Le requin tapis barbu chasse comme un piège vivant. Le jour, il reste souvent posé dans les zones abritées du récif, sous les surplombs, près des têtes de corail ou dans les passes récifales. Il économise ses mouvements, se confond avec son environnement et attend qu’une proie passe à portée.

Son régime alimentaire se compose principalement de poissons de fond et d’invertébrés. La nuit, il peut devenir plus actif et explorer les abords du récif pour se nourrir. Mais son grand talent reste l’embuscade. Sa bouche s’ouvre rapidement, aspirant la proie avant qu’elle n’ait le temps de réagir. Dans ce type de chasse, la patience vaut mieux que la vitesse.

Cette stratégie explique aussi son rapport particulier à l’homme. Le requin tapis barbu n’est pas un requin agressif au sens classique du terme. Les plongeurs peuvent souvent l’observer sans incident, à condition de garder leurs distances. Le risque apparaît surtout en cas de contact direct, lorsqu’il est dérangé, touché ou piétiné par inadvertance. Comme d’autres requins tapis, il peut alors mordre par défense ou par confusion.

 

Un habitant des récifs peu profonds

Le requin tapis barbu fréquente surtout les récifs coralliens, les zones rocheuses et les habitats peu profonds riches en cachettes. Il est observé depuis les faibles profondeurs jusqu’à environ 50 m, dans des eaux chaudes généralement associées aux milieux tropicaux.
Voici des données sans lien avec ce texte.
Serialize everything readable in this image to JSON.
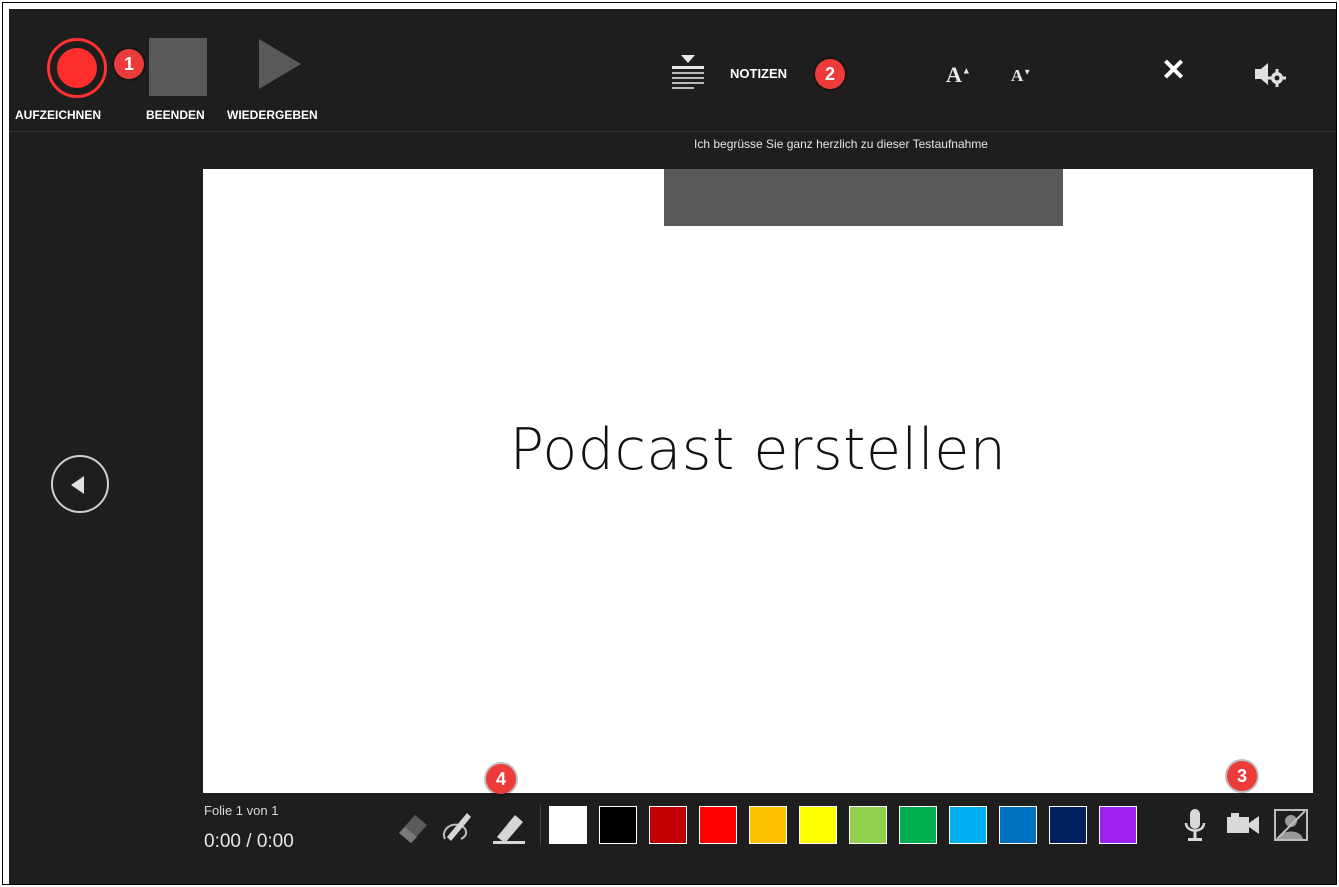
{
  "toolbar": {
    "record_label": "AUFZEICHNEN",
    "stop_label": "BEENDEN",
    "play_label": "WIEDERGEBEN",
    "notes_label": "NOTIZEN",
    "font_increase": "A",
    "font_decrease": "A",
    "close_glyph": "✕",
    "icons": [
      "record-icon",
      "stop-icon",
      "play-icon",
      "notes-icon",
      "font-increase-icon",
      "font-decrease-icon",
      "close-icon",
      "audio-settings-icon"
    ]
  },
  "badges": {
    "one": "1",
    "two": "2",
    "three": "3",
    "four": "4",
    "color": "#ed3a3a"
  },
  "notes": {
    "text": "Ich begrüsse Sie ganz herzlich zu dieser Testaufnahme"
  },
  "slide": {
    "title": "Podcast erstellen"
  },
  "status": {
    "slide_counter": "Folie 1 von 1",
    "time": "0:00 / 0:00"
  },
  "ink_tools": [
    "eraser-icon",
    "pen-icon",
    "highlighter-icon"
  ],
  "palette": [
    {
      "name": "white",
      "color": "#ffffff"
    },
    {
      "name": "black",
      "color": "#000000"
    },
    {
      "name": "dark-red",
      "color": "#c00000"
    },
    {
      "name": "red",
      "color": "#ff0000"
    },
    {
      "name": "orange",
      "color": "#ffc000"
    },
    {
      "name": "yellow",
      "color": "#ffff00"
    },
    {
      "name": "light-green",
      "color": "#92d050"
    },
    {
      "name": "green",
      "color": "#00b050"
    },
    {
      "name": "light-blue",
      "color": "#00b0f0"
    },
    {
      "name": "blue",
      "color": "#0070c0"
    },
    {
      "name": "dark-blue",
      "color": "#002060"
    },
    {
      "name": "purple",
      "color": "#a020f0"
    }
  ],
  "media": [
    "microphone-icon",
    "camera-icon",
    "camera-preview-off-icon"
  ]
}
Sa présence dans le nord de l’Australie et autour de la Nouvelle Guinée en fait une espèce très liée aux récifs du Pacifique occidental. Ce n’est pas un grand voyageur océanique, mais plutôt un habitant du fond, attaché à des milieux complexes où le relief, les coraux et les abris jouent un rôle essentiel. Cette spécialisation rend l’espèce fascinante, mais aussi dépendante de la bonne santé des récifs. Lorsque les habitats coralliens se dégradent, c’est tout un équilibre qui peut être fragilisé. Le requin tapis barbu n’est pas aujourd’hui considéré comme globalement menacé, mais il peut être localement exposé à la dégradation des récifs, aux captures accidentelles ou aux perturbations humaines sur les zones côtières.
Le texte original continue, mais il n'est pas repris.